Первая по инерции пробежала несколько шагов, но потом, как бы ни близка была её цель — ворота в Бхратхайрайнию, остановилась, и члены Поиска перегруппировались, приготовившись к сражению.
Стражи медленно приближались. Они угрюмо молчали, и тишину нарушал лишь топот тяжёлых ног. Они были созданы Касрейном лишёнными собственной воли, и двигало ими отнюдь не личное стремление к победе. Край Песчаной Стены, на котором они находились, шёл вровень с первым ярусом, но над ним возвышались ещё три, увенчанные, как короной, Башней кемпера. Донжон, загораживая полнеба, нависал гигантским монолитом, символом неотвратимости фатума. Укрыться от его гнетущего присутствия было невозможно. Это был созданный Касрейном памятник собственному бессмертию и величию.
Но тут сквозь камень стены Линден пронзила вибрация, свойственная только дикой магии. И это вызвало явление картин, связанных с болезнью её матери. Вой сирен смешался с ужасными стонами умирающей.

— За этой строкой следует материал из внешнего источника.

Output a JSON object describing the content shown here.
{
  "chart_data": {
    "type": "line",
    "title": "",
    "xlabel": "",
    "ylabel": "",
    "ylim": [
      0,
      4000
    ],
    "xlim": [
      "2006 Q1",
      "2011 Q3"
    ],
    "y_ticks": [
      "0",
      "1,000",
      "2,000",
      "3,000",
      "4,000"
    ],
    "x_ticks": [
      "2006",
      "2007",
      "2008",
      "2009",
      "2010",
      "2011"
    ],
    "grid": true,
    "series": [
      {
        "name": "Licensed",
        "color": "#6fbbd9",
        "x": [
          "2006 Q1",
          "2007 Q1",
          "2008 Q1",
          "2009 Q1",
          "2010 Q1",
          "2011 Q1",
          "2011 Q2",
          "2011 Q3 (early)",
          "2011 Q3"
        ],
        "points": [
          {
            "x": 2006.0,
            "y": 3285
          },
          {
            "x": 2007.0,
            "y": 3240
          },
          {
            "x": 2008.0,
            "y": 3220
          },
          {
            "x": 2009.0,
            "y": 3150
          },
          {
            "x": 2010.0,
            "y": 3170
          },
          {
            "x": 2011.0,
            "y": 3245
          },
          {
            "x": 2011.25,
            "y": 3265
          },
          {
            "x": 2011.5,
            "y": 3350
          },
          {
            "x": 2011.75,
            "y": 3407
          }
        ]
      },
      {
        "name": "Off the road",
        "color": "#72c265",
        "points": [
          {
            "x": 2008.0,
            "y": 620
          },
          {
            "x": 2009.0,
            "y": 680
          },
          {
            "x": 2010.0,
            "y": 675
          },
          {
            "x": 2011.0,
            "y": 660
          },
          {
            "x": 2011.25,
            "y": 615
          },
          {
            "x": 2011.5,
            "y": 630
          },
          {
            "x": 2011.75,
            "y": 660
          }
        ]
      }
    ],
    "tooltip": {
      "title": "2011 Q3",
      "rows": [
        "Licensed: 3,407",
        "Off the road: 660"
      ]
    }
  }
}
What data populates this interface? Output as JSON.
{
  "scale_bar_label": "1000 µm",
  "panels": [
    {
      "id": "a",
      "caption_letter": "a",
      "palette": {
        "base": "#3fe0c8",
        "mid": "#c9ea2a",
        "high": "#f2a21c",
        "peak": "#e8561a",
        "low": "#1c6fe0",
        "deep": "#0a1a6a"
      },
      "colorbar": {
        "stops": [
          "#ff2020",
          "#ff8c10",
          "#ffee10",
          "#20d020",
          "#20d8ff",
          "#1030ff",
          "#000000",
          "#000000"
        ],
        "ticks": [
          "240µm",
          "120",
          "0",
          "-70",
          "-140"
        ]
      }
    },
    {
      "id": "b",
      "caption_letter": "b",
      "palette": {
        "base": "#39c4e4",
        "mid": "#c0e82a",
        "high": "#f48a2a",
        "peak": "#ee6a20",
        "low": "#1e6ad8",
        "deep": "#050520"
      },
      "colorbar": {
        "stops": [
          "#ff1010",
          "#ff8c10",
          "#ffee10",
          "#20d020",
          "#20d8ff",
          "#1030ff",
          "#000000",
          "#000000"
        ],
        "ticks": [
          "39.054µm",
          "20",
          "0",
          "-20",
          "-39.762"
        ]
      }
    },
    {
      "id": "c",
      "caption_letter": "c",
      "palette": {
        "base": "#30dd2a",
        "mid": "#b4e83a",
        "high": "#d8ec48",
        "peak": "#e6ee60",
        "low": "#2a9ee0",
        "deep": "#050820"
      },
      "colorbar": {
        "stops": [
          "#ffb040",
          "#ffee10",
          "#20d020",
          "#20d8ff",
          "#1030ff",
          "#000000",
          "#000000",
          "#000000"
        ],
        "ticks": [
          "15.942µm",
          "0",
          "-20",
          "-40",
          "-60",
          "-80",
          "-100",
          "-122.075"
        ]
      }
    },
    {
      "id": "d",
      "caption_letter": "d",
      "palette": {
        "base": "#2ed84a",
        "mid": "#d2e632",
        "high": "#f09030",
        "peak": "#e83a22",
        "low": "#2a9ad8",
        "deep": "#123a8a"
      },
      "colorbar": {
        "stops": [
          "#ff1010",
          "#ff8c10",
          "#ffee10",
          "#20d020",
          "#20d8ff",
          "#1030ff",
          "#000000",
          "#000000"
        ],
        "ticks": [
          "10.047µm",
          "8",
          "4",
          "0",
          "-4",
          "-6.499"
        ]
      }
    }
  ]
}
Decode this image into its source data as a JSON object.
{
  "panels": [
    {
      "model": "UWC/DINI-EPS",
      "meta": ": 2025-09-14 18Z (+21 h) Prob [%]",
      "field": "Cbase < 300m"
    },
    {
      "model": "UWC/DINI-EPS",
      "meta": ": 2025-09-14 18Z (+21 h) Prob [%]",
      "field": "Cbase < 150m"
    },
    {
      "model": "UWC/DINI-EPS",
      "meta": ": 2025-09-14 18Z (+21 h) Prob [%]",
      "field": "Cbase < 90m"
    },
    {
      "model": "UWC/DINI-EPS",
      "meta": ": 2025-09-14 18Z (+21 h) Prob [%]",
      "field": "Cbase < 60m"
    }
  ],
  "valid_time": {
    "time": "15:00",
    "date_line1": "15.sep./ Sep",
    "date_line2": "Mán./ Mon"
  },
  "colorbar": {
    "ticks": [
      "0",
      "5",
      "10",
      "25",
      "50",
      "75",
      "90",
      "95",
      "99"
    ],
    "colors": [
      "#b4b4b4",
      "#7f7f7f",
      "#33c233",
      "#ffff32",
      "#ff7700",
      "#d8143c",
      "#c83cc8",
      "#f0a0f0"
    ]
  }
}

Кир ровным голосом попросил Мечтателя отпустить его, чтобы Великан смог освободить руки для боя. Получив одобрительный кивок Первой, Мечтатель бережно поставил раненого харучая на землю и помог ему встать так, чтобы тот мог балансировать на здоровой ноге.
Выстроившись пятиугольником, четыре Великана и Кайл заняли оборонительные позиции вокруг Линден, Кира и леди Алиф.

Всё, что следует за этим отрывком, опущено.